While the outlook for agriculture is finely balanced, farmers have good reasons for optimism, according to a report by agricultural bank Rabobank.

"A lift in pricing is emerging for agricultural commodities globally based on fundamentally higher food demand, the emergence of new demand for agricultural products from the
energy sector, and a limited ability for production to increase sharply in the short-term," the bank's head of agribusiness research Bill Cordingley wrote.

Despite a high dollar, increasing input costs, high interest rates and a slowing domestic economy, there is optimism that an emerging soft commodity boom will create opportunities for New Zealand farmers, he said.

There was growing belief global demand would exceed supply for some time, keeping prices strong.

He noted last year was mixed for farmers with the dairy sector experiencing record prices, while wine exports enjoyed another record year, and the deer industry saw good signs in terms of higher prices on the back of sharply lower production and improving global demand.

However, other sectors including sheep, beef and horticulture languished under various pressures, including soft global demand, excess processing capacity and a continually high New Zealand dollar.

Mr Cordingley said the recent boom in global prices was a demand and supply story.

"Demand has been growing steadily for a number of years, based on strong population and income growth and new demand from the biofuels sector."

Growth around the world is again forecast to be strong in 2008 despite the increasingly serious problems in the US economy.

"The developing world is increasingly the engine for global growth and is expected to expand by 7.4 per cent this year," Mr Cordingley said.

In terms of supply, with attractive prices farmers will undoubtedly respond by increasing output and, if successful, this would soften prices somewhat.

However, he noted global stocks of most traded agricultural commodities had been run down to historical lows over a number of years.

"The world is unlikely to lift production sufficiently to meet demand and rebuild stocks within the coming year," he said.

Food price inflation was now an issue for many governments around the world as higher agricultural commodity prices combined with higher oil and energy prices pushing up costs.

In an effort to reduce inflation and avoid social unrest, various governments have intervened to try to cap food prices - reducing import tariffs for staple food items, increasing subsidies, or using export taxes and bans to increase domestic food supply.
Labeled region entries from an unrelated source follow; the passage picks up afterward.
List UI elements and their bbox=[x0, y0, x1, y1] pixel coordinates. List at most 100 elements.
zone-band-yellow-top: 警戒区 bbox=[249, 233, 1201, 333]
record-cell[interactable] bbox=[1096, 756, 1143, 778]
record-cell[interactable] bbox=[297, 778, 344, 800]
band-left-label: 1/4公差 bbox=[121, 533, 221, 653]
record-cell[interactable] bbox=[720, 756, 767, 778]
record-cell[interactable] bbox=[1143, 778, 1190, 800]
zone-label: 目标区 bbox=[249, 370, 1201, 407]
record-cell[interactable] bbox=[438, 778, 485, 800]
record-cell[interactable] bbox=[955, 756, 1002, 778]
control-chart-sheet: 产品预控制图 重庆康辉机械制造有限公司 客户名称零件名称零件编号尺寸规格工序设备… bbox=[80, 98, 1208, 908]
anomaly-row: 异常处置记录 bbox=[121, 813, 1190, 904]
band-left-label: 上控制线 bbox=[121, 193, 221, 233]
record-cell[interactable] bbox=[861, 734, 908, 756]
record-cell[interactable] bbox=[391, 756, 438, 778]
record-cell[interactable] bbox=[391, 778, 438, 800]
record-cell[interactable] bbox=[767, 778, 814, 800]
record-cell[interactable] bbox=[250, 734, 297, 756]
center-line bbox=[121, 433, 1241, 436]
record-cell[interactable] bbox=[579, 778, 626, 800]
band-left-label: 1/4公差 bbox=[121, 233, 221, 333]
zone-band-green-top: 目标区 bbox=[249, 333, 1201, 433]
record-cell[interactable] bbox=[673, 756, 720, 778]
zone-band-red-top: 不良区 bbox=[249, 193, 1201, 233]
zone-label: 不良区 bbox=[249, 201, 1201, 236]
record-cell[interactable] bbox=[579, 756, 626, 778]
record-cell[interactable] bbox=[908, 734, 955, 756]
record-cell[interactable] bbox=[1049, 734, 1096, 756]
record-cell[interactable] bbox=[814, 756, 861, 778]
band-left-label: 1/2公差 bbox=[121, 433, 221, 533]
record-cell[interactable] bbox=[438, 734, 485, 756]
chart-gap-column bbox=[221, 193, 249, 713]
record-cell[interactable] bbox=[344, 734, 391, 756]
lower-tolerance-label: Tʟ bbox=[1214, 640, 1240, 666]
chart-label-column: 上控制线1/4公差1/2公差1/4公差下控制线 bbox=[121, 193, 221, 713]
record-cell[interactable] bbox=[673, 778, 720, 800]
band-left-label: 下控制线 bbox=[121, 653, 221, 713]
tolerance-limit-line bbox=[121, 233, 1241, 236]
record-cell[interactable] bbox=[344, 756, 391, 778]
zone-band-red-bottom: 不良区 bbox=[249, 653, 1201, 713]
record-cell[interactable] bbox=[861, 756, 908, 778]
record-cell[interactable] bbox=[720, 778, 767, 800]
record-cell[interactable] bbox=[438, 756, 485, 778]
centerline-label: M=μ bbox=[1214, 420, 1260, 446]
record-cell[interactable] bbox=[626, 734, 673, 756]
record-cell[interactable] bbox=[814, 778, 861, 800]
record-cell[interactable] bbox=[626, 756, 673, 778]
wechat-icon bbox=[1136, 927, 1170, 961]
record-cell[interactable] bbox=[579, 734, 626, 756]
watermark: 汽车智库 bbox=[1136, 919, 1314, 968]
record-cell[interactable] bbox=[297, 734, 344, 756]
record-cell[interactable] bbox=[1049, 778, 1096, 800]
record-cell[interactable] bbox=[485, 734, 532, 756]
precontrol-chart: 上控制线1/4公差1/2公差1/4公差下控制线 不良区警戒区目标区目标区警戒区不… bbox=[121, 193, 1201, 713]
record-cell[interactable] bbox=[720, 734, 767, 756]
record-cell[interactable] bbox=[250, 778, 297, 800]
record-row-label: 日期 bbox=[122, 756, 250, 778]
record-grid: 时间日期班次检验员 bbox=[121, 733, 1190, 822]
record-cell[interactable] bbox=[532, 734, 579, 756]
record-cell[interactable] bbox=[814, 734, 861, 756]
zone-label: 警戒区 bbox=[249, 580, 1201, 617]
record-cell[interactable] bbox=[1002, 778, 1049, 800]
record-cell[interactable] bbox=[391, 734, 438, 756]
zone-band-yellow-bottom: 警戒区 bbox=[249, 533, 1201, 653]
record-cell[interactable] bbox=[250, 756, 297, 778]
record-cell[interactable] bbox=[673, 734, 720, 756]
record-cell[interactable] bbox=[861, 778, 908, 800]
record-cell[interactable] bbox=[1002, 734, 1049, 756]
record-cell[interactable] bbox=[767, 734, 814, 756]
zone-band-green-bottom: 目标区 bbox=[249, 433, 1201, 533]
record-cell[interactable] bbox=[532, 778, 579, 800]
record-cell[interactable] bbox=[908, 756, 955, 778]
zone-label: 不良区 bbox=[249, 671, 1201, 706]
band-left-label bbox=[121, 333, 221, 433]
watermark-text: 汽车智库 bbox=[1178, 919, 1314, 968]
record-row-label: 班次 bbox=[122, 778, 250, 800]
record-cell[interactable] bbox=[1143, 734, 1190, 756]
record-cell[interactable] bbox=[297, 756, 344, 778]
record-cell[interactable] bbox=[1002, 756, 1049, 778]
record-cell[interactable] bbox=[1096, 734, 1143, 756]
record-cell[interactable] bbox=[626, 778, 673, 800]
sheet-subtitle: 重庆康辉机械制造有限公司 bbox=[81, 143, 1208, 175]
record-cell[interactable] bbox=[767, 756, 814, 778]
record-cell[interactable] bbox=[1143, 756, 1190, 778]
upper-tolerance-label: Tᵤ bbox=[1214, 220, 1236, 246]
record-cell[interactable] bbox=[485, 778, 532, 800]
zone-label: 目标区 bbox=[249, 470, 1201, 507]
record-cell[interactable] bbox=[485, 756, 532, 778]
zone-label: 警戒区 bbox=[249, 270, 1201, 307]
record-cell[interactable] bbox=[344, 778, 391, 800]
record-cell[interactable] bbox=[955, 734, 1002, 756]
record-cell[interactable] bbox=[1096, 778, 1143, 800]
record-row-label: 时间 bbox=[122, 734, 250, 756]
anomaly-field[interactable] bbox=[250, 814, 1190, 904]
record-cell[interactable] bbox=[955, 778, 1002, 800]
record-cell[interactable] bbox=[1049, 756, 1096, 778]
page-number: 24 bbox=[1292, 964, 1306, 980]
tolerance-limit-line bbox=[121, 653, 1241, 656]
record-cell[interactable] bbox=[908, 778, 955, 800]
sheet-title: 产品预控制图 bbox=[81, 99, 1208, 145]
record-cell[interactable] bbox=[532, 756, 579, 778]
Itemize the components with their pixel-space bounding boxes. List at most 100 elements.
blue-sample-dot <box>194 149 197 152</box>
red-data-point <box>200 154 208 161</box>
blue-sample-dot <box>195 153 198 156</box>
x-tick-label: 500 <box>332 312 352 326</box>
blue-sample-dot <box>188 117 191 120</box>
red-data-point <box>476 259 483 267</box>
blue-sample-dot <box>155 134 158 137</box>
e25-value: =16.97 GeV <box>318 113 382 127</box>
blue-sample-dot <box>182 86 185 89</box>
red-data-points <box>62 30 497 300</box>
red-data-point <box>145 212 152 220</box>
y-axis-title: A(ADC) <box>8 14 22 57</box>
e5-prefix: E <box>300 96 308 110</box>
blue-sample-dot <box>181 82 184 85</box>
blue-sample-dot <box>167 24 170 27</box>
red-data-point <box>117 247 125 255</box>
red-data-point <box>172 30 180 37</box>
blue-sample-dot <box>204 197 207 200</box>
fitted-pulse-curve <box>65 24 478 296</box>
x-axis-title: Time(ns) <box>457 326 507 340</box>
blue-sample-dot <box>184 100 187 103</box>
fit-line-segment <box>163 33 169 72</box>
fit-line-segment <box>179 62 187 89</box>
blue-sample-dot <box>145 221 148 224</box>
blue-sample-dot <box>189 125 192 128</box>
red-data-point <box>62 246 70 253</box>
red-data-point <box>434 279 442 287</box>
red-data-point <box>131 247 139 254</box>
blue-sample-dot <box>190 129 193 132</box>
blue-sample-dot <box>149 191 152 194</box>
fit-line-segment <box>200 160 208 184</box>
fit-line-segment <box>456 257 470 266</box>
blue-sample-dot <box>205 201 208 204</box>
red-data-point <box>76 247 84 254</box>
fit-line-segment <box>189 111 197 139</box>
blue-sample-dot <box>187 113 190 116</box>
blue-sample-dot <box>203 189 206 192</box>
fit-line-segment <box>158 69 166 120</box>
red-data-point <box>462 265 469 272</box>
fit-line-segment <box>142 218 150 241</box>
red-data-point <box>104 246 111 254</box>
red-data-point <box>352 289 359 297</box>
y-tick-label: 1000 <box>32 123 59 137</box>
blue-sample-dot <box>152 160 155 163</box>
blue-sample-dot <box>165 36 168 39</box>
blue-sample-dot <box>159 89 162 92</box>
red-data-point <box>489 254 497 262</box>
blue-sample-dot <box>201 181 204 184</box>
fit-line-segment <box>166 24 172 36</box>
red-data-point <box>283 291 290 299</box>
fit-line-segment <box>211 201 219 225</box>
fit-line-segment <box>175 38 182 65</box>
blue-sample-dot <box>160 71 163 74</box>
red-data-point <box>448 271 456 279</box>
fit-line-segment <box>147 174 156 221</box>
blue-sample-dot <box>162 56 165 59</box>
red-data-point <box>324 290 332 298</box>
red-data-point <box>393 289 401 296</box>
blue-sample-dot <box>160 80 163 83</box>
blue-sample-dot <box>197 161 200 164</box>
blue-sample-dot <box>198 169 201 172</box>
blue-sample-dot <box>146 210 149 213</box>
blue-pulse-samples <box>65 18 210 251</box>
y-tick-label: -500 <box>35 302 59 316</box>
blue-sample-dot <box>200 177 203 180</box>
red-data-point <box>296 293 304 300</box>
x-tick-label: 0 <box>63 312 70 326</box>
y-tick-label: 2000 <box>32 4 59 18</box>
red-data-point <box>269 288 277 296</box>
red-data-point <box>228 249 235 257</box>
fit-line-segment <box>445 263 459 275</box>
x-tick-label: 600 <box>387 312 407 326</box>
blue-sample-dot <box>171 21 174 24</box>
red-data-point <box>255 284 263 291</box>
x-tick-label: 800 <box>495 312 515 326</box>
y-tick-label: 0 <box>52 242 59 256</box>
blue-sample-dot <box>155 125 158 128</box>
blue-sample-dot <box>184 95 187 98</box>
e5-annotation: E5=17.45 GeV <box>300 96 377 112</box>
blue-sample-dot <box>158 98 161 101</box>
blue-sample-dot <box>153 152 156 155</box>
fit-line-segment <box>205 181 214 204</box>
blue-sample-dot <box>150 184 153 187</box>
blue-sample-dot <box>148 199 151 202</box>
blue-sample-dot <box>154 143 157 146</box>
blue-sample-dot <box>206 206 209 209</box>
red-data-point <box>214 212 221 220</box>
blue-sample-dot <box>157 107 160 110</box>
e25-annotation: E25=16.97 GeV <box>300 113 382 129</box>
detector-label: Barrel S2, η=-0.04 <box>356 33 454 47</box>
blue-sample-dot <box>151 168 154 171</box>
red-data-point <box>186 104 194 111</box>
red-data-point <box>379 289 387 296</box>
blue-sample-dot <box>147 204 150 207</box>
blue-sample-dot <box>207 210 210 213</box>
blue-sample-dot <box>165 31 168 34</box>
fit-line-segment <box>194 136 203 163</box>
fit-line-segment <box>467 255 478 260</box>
Mr Cordingley said the new Emission Trading System (ETS) would create new challenges and opportunities for agriculture.

A growing link between agricultural commodities and the highly volatile energy sector, driven by biofuels, and an increase in speculative investor activity, was causing price volatility, he added.

Input prices for items such as chemicals and fertiliser will remain high and volatile in 2008. Oil has reached all-time record prices in real terms, and US dollar weakness is dampening export returns in the local currency.

"While difficult for New Zealand's farmers, many global competitors are struggling with the same challenges and also face additional limitations including restricted market access, irrational government intervention in their markets and inefficient infrastructure that make it more difficult for them to compete," Mr Cordingley added.